Of course, Ellis is a better writer now than he was fifteen years ago. Likely, the motivations that drive his current characters are much more subtle than Lazarus the man who wished he could die. Some of it, likely, is considerably less personal than this early venture, and he may not care about Norman Osborn of Thunderbolts the way he did this first creation. All artists learn shortcuts, the ones that make creating for a living possible. But Ellis always manages to bring something new to the table. He always introduces a character spin, or an unforeseen plot twist, and takes what may be a tried and true formula and makes it fresher than a newborn baby’s ass.
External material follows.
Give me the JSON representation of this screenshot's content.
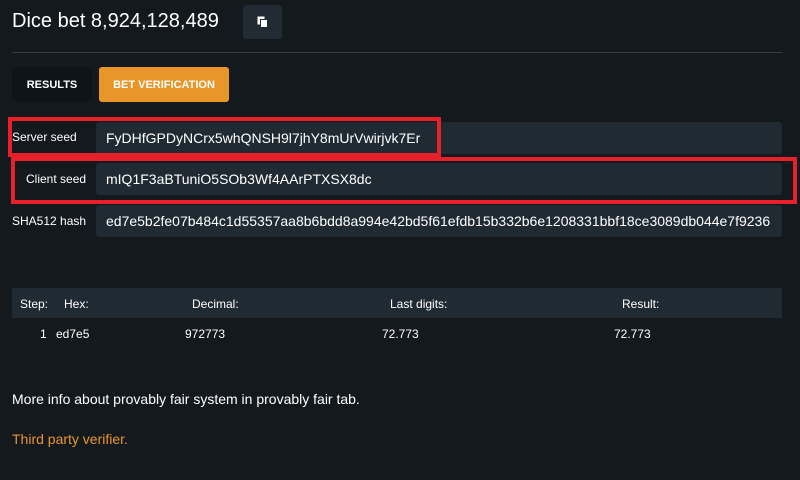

The last chapter, Finality, serves as a perfect close to the Lazarus adventures. Produced a full ten years after the rest of the stories, the progress of Ellis as a writer is self-evident. Everything from strength of theme, dialogue, and even more subtle issues like panels per page are noticeably more polished in the tale. Brilliantly, the final story of Churchyard and his world concerns mostly his origins and conception, and the inevitability of his tragedy. The degenerate child of degenerate parents, he was cast to the world as the least likely of champions, but will likely stand as the last of our kind. At the end of days it is Churchyard’s loneliness that makes him sympathetic.

There is a cynicism that rings through Ellis’ work. It is destructive and seemingly mean-spirited at times. This is only skin deep, however, and when inspected closer we see the true substance of Ellis’ writing is that we remain human beings throughout. Whether we are hundred year old planetary white blood cells, robots who crave only beer, aliens who fall in love with the human race as a whole, or not-quite human cyborgs desperate to die, we all want the same basic things. This is perhaps never better illustrated than in Ellis’ latest work Fell. Detective Richard Fell is new to Snowtown, and each issue gives us a peek into its underbelly as we try and find what the hell is wrong with it. But, for all the rotten human scum that Fell finds, he cannot help but come back again and again, and fight for them.

It is fifteen years later, and the structural similarities in Ellis’ work are blindingly apparent. For all the many similarities to be found among Ellis’ work, however, they are only obvious because we are privy to so damn much of it. There is such a large library of what he has produced that we cannot help but note the tropes he falls back upon. And while all creators have demons that they wrestle with throughout their career, it is the ability to wrestle in a new way that allows one to sustain a career in creativity.